Fetiches sexuales que rayan en lo extravagante

 
Gustavo Mirón Reyes

Todos sin excepción tenemos algún tipo de fetiche sexual, los hay desde los más leves como el gusto por la lencería hasta algunos extremos como la necrofilia; sin embargo, hay otros que rayan en lo increíble.

 

Dentro de esta lista podemos nombrar el Infantilismo parafílico, que consiste en colocarse un pañal y actuar como bebés ante la pareja, una costumbre que se tomó con humor en el filme Gigoló por Accidente.

 

Tenemos la Hematofilia o hematolagnia, un fetiche extremo en el que es usada la sangre para la propia excitación.
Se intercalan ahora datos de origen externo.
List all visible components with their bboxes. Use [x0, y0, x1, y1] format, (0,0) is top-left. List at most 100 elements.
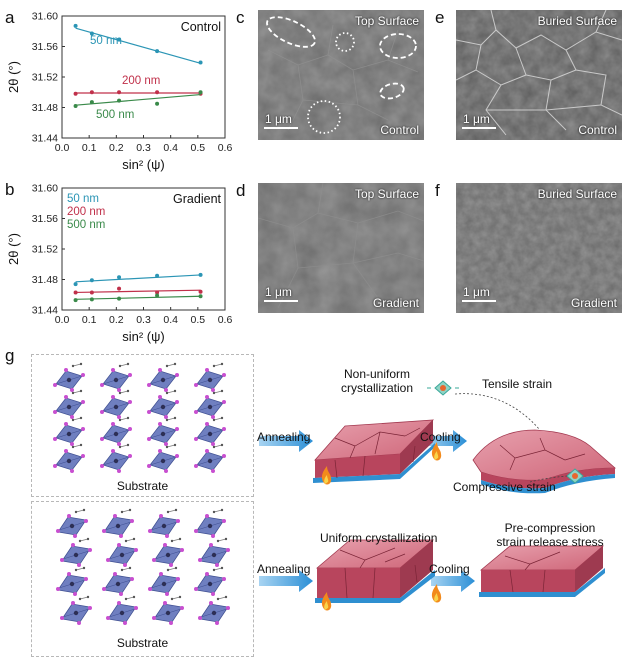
molecule-bond: [166, 390, 176, 394]
center-atom: [161, 523, 167, 529]
x-tick-label: 0.3: [136, 314, 151, 326]
molecule-atom: [212, 568, 216, 572]
molecule-bond: [119, 390, 129, 394]
molecule-atom: [118, 364, 122, 368]
molecule-bond: [119, 363, 129, 367]
halide-atom: [113, 514, 117, 518]
molecule-bond: [213, 444, 223, 448]
panel-label-e: e: [435, 8, 445, 27]
halide-atom: [164, 388, 168, 392]
octahedron: [53, 449, 85, 473]
annealing-arrow-bottom: [259, 570, 313, 592]
halide-atom: [117, 415, 121, 419]
halide-atom: [159, 514, 163, 518]
sem-f-scale: 1 μm: [463, 285, 490, 299]
molecule-bond: [213, 567, 223, 571]
precursor-box-gradient: Substrate: [31, 501, 254, 657]
halide-atom: [152, 558, 156, 562]
center-atom: [160, 404, 166, 410]
data-point: [198, 289, 203, 294]
molecule-atom: [71, 418, 75, 422]
center-atom: [66, 431, 72, 437]
data-point: [155, 90, 160, 95]
octahedron: [60, 601, 92, 625]
panel-label-a: a: [5, 8, 15, 27]
halide-atom: [180, 548, 184, 552]
halide-atom: [123, 563, 127, 567]
octahedron: [106, 601, 138, 625]
octahedron: [194, 422, 226, 446]
halide-atom: [53, 410, 57, 414]
data-point: [73, 290, 78, 295]
molecule-atom: [173, 389, 177, 393]
halide-atom: [70, 469, 74, 473]
perovskite-lattice-uniform: [56, 508, 230, 625]
halide-atom: [205, 572, 209, 576]
sem-d-scale: 1 μm: [265, 285, 292, 299]
halide-atom: [175, 427, 179, 431]
data-point: [155, 101, 160, 106]
halide-atom: [56, 529, 60, 533]
octahedron: [60, 543, 92, 567]
halide-atom: [81, 400, 85, 404]
data-point: [73, 91, 78, 96]
chart-b-plot: 0.0 0.1 0.2 0.3 0.4 0.5 0.6 31.44 31.48 31.52 31.5…: [6, 183, 232, 345]
molecule-atom: [126, 362, 130, 366]
molecule-bond: [171, 538, 181, 542]
molecule-bond: [72, 417, 82, 421]
sem-image-c: Top Surface Control 1 μm: [258, 10, 424, 140]
data-point: [155, 290, 160, 295]
molecule-atom: [126, 389, 130, 393]
precompression-label: Pre-compression strain release stress: [480, 521, 620, 549]
data-point: [73, 23, 78, 28]
halide-atom: [88, 606, 92, 610]
data-point: [117, 275, 122, 280]
molecule-atom: [78, 539, 82, 543]
molecule-atom: [224, 537, 228, 541]
molecule-atom: [212, 445, 216, 449]
halide-atom: [67, 572, 71, 576]
center-atom: [211, 610, 217, 616]
molecule-atom: [71, 364, 75, 368]
halide-atom: [211, 469, 215, 473]
center-atom: [113, 377, 119, 383]
halide-atom: [158, 395, 162, 399]
panel-label-d: d: [236, 181, 246, 200]
molecule-atom: [165, 445, 169, 449]
octahedron: [147, 422, 179, 446]
molecule-atom: [86, 595, 90, 599]
substrate-label-top: Substrate: [116, 479, 169, 493]
molecule-atom: [126, 443, 130, 447]
molecule-atom: [216, 539, 220, 543]
molecule-atom: [212, 364, 216, 368]
molecule-atom: [132, 595, 136, 599]
halide-atom: [222, 373, 226, 377]
sem-e-sample: Control: [578, 123, 617, 137]
x-tick-label: 0.2: [109, 314, 124, 326]
halide-atom: [84, 577, 88, 581]
halide-atom: [209, 543, 213, 547]
compressive-pointer: [529, 475, 568, 483]
molecule-bond: [79, 596, 89, 600]
data-point: [198, 272, 203, 277]
halide-atom: [56, 587, 60, 591]
center-atom: [69, 523, 75, 529]
y-axis-label: 2θ (°): [6, 233, 21, 265]
center-atom: [211, 552, 217, 558]
data-point: [89, 297, 94, 302]
halide-atom: [194, 437, 198, 441]
halide-atom: [194, 383, 198, 387]
halide-atom: [111, 422, 115, 426]
halide-atom: [73, 534, 77, 538]
halide-atom: [111, 368, 115, 372]
halide-atom: [198, 558, 202, 562]
molecule-atom: [82, 566, 86, 570]
halide-atom: [70, 388, 74, 392]
molecule-atom: [212, 391, 216, 395]
data-point: [73, 103, 78, 108]
series-label: 500 nm: [67, 219, 105, 231]
molecule-atom: [74, 568, 78, 572]
center-atom: [66, 404, 72, 410]
molecule-bond: [167, 509, 177, 513]
panel-label-c: c: [236, 8, 245, 27]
Dicha acción podría derivarse del éxito comercial que tienen las historias de vampiros.

 

De la mano del fetiche anteriormente mencionado tenemos la Odaxelagnia, que consiste en morder a la pareja sin que esto implique causarle alguna herida sangrante. Aunque si lo que te gusta es el sufrimiento, está la Dacryfilia o Dacrilagnia, que se basa en excitarse con el llanto de la otra persona.

 

La Autoandrofilia es exclusiva de mujeres: prefieren sentirse hombres y asumen el rol masculino. Esto se presenta tanto en mujeres heterosexuales como en lesbianas.

 

En tanto, la Somnofilia es también conocida como el fetiche de “La bella durmiente”, pues tiene como base el tocar a la pareja mientras está dormida, generando un ambiente total de sumisión.

 

Sin embargo, la que se lleva las palmas es la Acrotomofilia, que es la fijación por las personas que han perdido alguna extremidad del cuerpo o tienen alguna malformación. El filme español “Pieles” es claro ejemplo de esta parafilia.